In January, the Cabinet Committee on Economic Affairs (CCEA) had approved construction of a new international exhibition-cum-convention centre at a cost of Rs 2,254 crore, in time to host the G20 summit meeting in 2019. Though officials said the target was still to finish the work in 24 months from the date of award, the centre is unlikely to be ready by early 2019. India is also not likely to pitch for hosting the G20 summit. According to the CCEA’s decision, the first phase of redevelopment, that would cover nearly 326,000 sq m, was to be completed by May 2019.
A person close to the development said bidders had built in certain design and risk factors which led to an increase in cost assumptions. In the revised tenders, the issue has been addressed. Another official, however, said changes in design such as locating a helipad led to an increase in cost assumptions.

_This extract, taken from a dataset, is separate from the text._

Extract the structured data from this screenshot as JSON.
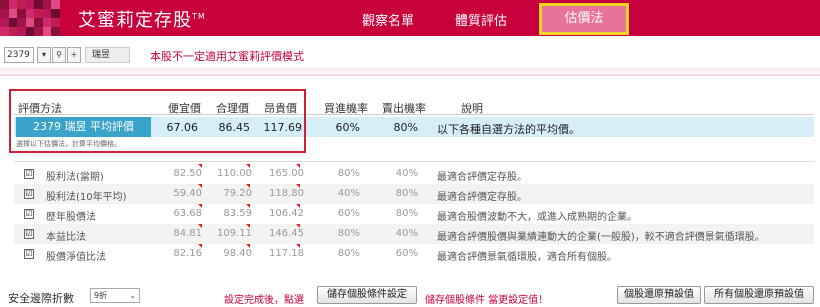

Under a funding plan approved by CCEA, ITPO would invest Rs 1,200 crore out of its reserves for the project. The balance amount of Rs 1,054 crore would be raised by way of long-term loans from banks, financial or external institutions for which ITPO had appointed SBI Caps financial advisor. These loans will be backed by a government guarantee. After the redevelopment, the exhibition space would be doubled to 119,000 sq m against the current space of 65,000 sq m.
Redevelopment would include creation of a modern convention centre with a seating capacity of 7,000.
The mega plan included building a road under the exhibition area with direct entry into the underground parking area, with space to hold 5,000 cars. Pragati Maidan
hosts global events such as the Indian International Trade Fair, World Book Fair and Petrotech. ITPO, under the commerce ministry, currently runs the exhibition centre inaugurated in 1972 by then prime minister Indira Gandhi.
The project had run into controversy after the famous Hall of Nations was demolished among other structures to enable fresh construction. The demolition exercise included pulling down 10 halls, all 23 state pavilions and four pavilions of the central government ministries.
ITPO is also looking to monetise 3.7 acres of land, where a hotel is planned. Another Cabinet clearance would be required for the purpose. The plot at one end of the complex is proposed to be sold freehold or given on perpetual lease.